■第一子育児での強烈な後悔
――藤本さんは第二子の皐月ちゃんが生まれたときに半年間の育休を取得されたそうですね。育休を取得した理由を教えてください。
藤本さん 赤ちゃんの成長をすべて見届けたい、育児や家事を夫婦で分担したい、お互いの実家が遠く頼れる環境にないなど、理由はいくつかあるのですが、一番大きかったのは「第一子の誕生のときに取得できなかった後悔」ですね。息子が生まれた2019年当時は、私がちょうど今の会社に転職した直後で業務の習得に忙しく、育休を取れる状況にありませんでした。
――転職直後だと、なかなか「休みます」とは言い出しにくいですよね。
藤本さん そうなんです。また当時はコロナ前で、毎日出社しており帰宅時間が遅くなることが多かったです。そのため妻に極端に負担が偏っていました。ある日、妻がどうしても朝に起きられない日がありました。でも、自分もやらないといけない業務があって朝から出社しなければならない。 どうしたと思います? 私は座ることができるようになってまだ間もない息子をベビーチェアに乗せ、動かないようにベルトをし、そのまま会社に行ったんです。
――ええっ!?
藤本さん 今振り返ると異常事態ですよね。その後、妻が泣きながら電話をかけてきて……。そこでハッと我に返りました。「やってしまった、これはダメだ」と、急いで家に戻りました。当時の強烈な心残りがあって、「2人目は絶対に育休を取る。それも中途半端な期間じゃなく、しっかり取る」と心に決めていました。
――そんなエピソードがあったのですね……。それで今回は満を持しての半年間だったと。
藤本さん はい。私の仕事は経理なのですが、決算業務が5月末で一区切りつくので、繁忙期を避けた6月からなら職場への影響を最小限にできるかなと考えました。12月復帰は育休中のキャッチアップをして次の決算に向けて準備するのにもちょうどいいタイミング。妻も「なるべく長く取ってほしい」という希望だったので、夫婦の意見が一致していましたね。
――育休の取得希望を会社に伝えたのはいつごろでしたか。
藤本さん 早めの環境調整が大事だと考え、妻の妊娠がわかってすぐに人事と上司に相談しました。上司からは育休取得に背中を押してもらい、私の不在中は派遣社員の方に入っていただくことになったのですが、一般的な事務の方ではなく、経理に特化したプロフェッショナルな人材をお願いすることに。コストはかかりますが、即戦力となる方を採用してもらうことで、現場の負担を最小限にできたと思います。会社側も快諾してくれて、非常に手厚くサポートしてもらえました。当社グループ全体の男性育休取得率は74%(2024年実績値)で、男性が育休取得することを後押しする文化が根付いていると感じます。
――それは心強いですね。実際の引き継ぎはスムーズにいきましたか?
藤本さん はい。その派遣社員の方には早い時期から入ってもらい、5カ月間かけてOJT(オン・ザ・ジョブ・トレーニング:実際の業務を行いながら、仕事を教えること)でみっちり引き継ぎを行いました。 経理業務・決算業務は3カ月サイクルの積み重ねなので、私の仕事を二人三脚で進め、ノウハウやコツをすべて伝えていきました。
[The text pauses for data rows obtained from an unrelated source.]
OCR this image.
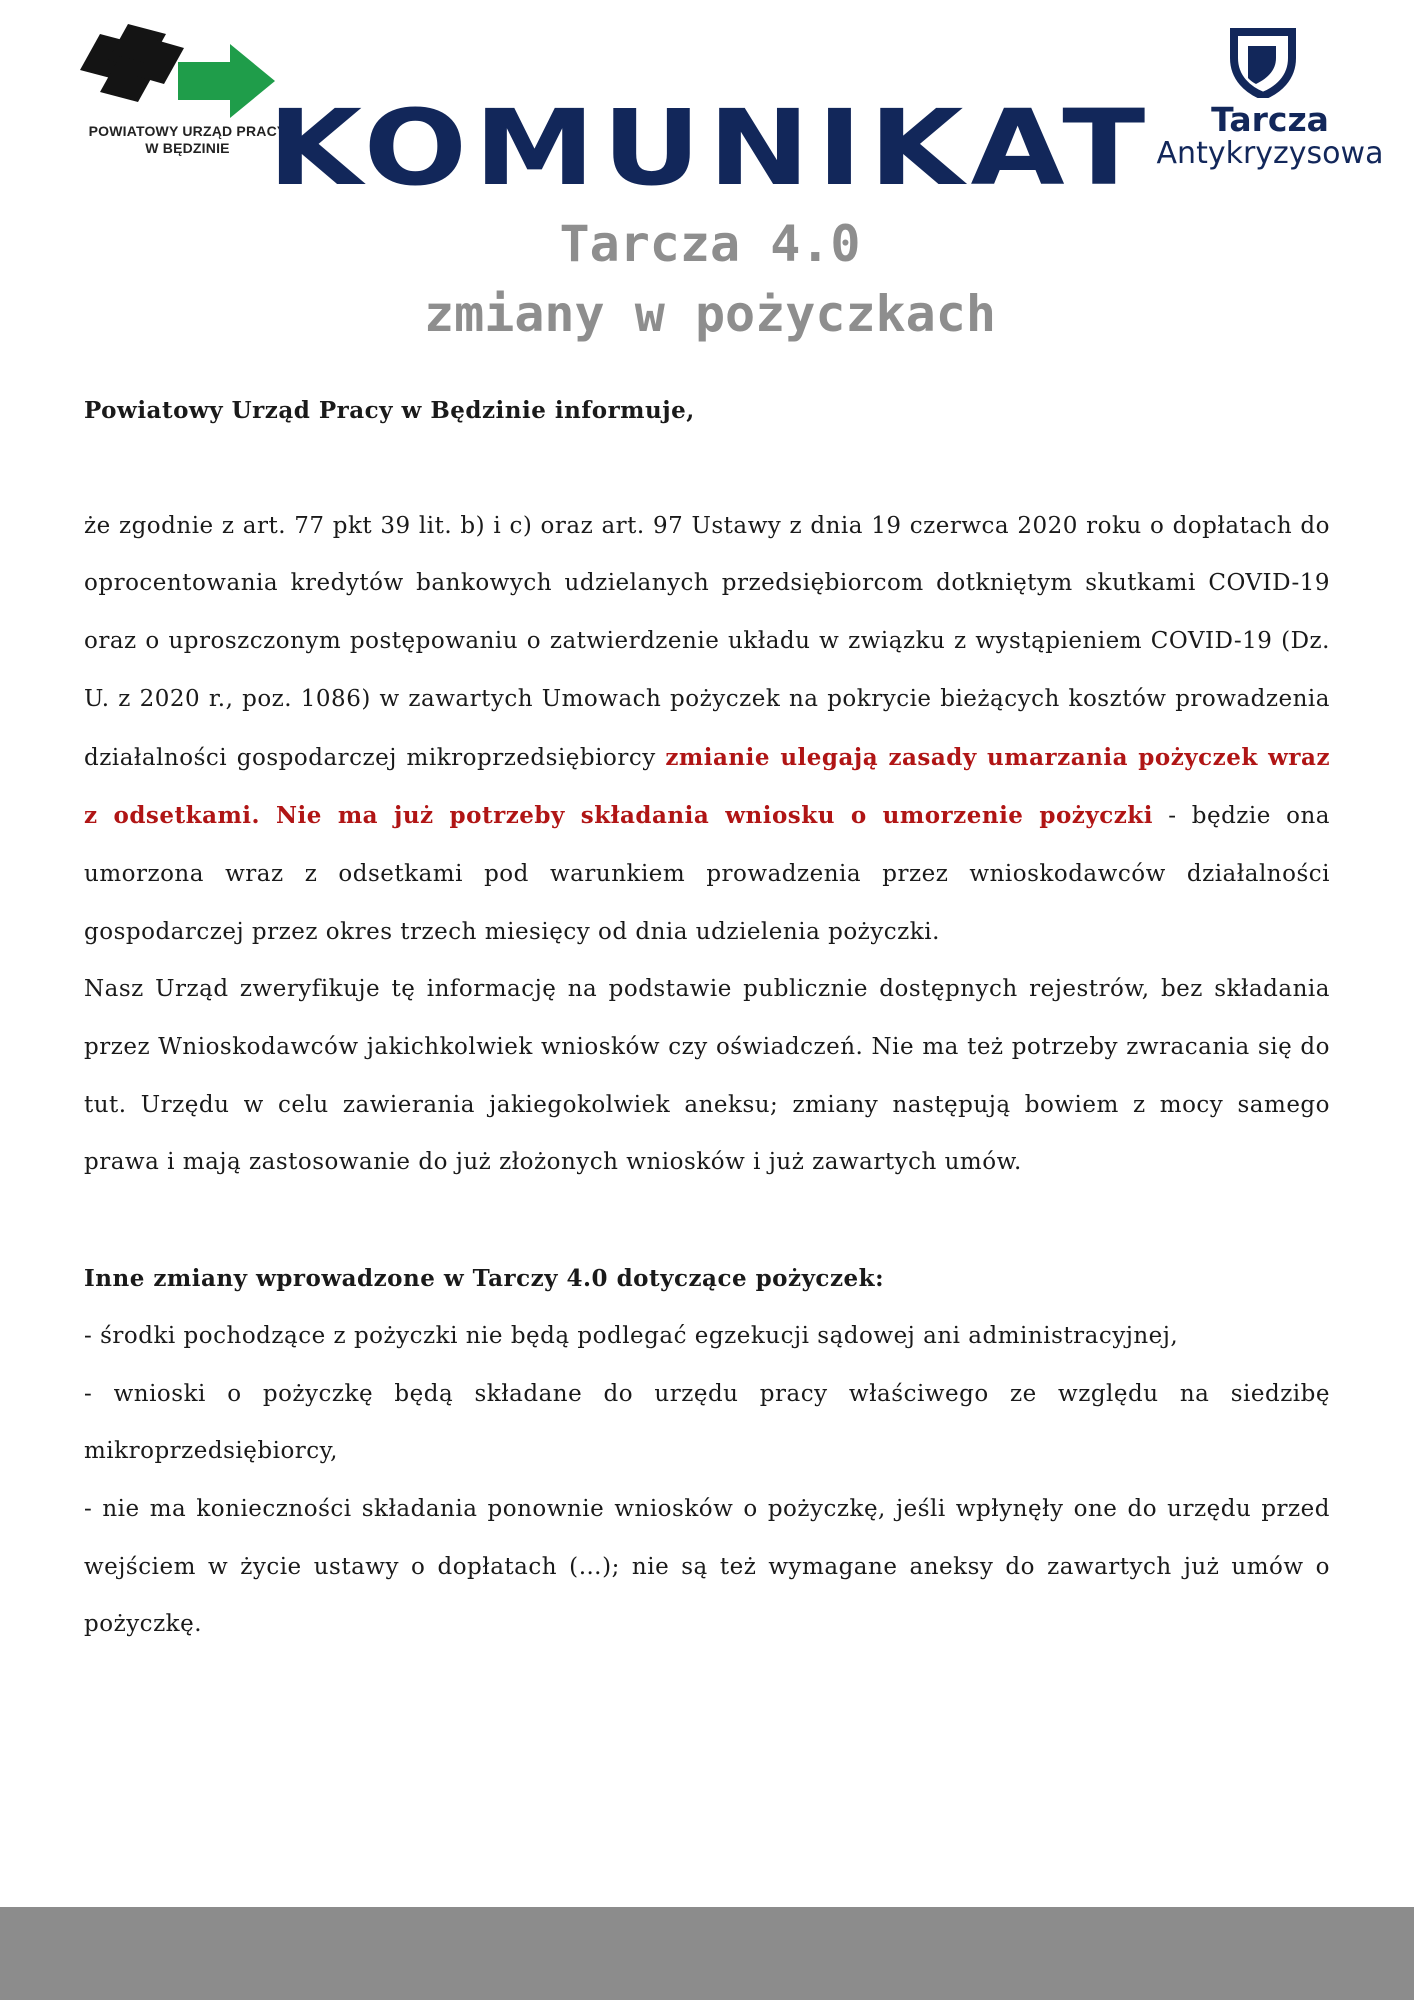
POWIATOWY URZĄD PRACY
W BĘDZINIE
Tarcza
Antykryzysowa
KOMUNIKAT
Tarcza 4.0
zmiany w pożyczkach

Powiatowy Urząd Pracy w Będzinie informuje,

że zgodnie z art. 77 pkt 39 lit. b) i c) oraz art. 97 Ustawy z dnia 19 czerwca 2020 roku o dopłatach do oprocentowania kredytów bankowych udzielanych przedsiębiorcom dotkniętym skutkami COVID-19 oraz o uproszczonym postępowaniu o zatwierdzenie układu w związku z wystąpieniem COVID-19 (Dz. U. z 2020 r., poz. 1086) w zawartych Umowach pożyczek na pokrycie bieżących kosztów prowadzenia działalności gospodarczej mikroprzedsiębiorcy zmianie ulegają zasady umarzania pożyczek wraz z odsetkami. Nie ma już potrzeby składania wniosku o umorzenie pożyczki - będzie ona umorzona wraz z odsetkami pod warunkiem prowadzenia przez wnioskodawców działalności gospodarczej przez okres trzech miesięcy od dnia udzielenia pożyczki.

Nasz Urząd zweryfikuje tę informację na podstawie publicznie dostępnych rejestrów, bez składania przez Wnioskodawców jakichkolwiek wniosków czy oświadczeń. Nie ma też potrzeby zwracania się do tut. Urzędu w celu zawierania jakiegokolwiek aneksu; zmiany następują bowiem z mocy samego prawa i mają zastosowanie do już złożonych wniosków i już zawartych umów.

Inne zmiany wprowadzone w Tarczy 4.0 dotyczące pożyczek:

- środki pochodzące z pożyczki nie będą podlegać egzekucji sądowej ani administracyjnej,

- wnioski o pożyczkę będą składane do urzędu pracy właściwego ze względu na siedzibę mikroprzedsiębiorcy,

- nie ma konieczności składania ponownie wniosków o pożyczkę, jeśli wpłynęły one do urzędu przed wejściem w życie ustawy o dopłatach (…); nie są też wymagane aneksy do zawartych już umów o pożyczkę.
部署のメンバーからも理解を得られ、業務が円滑に回る体制を事前に整えてもらい心強かったです。

「育休中に美瑛・富良野へ。 息子が年長で小学校に入る前だったので、平日にのんびり旅行に行ける最後のチャンスかも?と思い行きました」(藤本さん)
■新生児期に入院、生後半年まで4回の体調トラブル
――育休を取得されたのは6月からということですが、ちょうどその時期に皐月ちゃんが誕生されたのでしょうか?
藤本さん いいえ。娘が生まれたのは、5月です。妻と生まれたばかりの娘は実家に里帰りし、私は東京の自宅に残って、保育園に通う5歳の息子と2人暮らしをしていました。平日は息子を保育園に送り迎えし、週末になったら2人で電車に乗って妻と娘に会いに行く、という生活でした。そんな離れ離れの時期に、娘が「尿路感染症」で入院することになってしまって……。
――生まれてすぐに入院されたのですか?
藤本さん 生後1カ月経たない新生児の頃です。さらに東京に戻ってきてからも、6月末に今度は「手足口病」にかかって入院。退院したと思ったら8月に2回目の手足口病、9月に謎の高熱……。生後半年までの間に、体調トラブルが4回もありました。
――それはそれは……。もしも育休を取っていなかったらと思うとゾッとしますね。
藤本さん 本当にそうです。6月末の入院のときは、私も病院で付き添いをしました。息子のケアもありますし、妻の産後の体調も万全ではない中、もし私が育休を取れていなかったら、どうなっていたのか……。あのタイミングで休んでいて本当によかったです。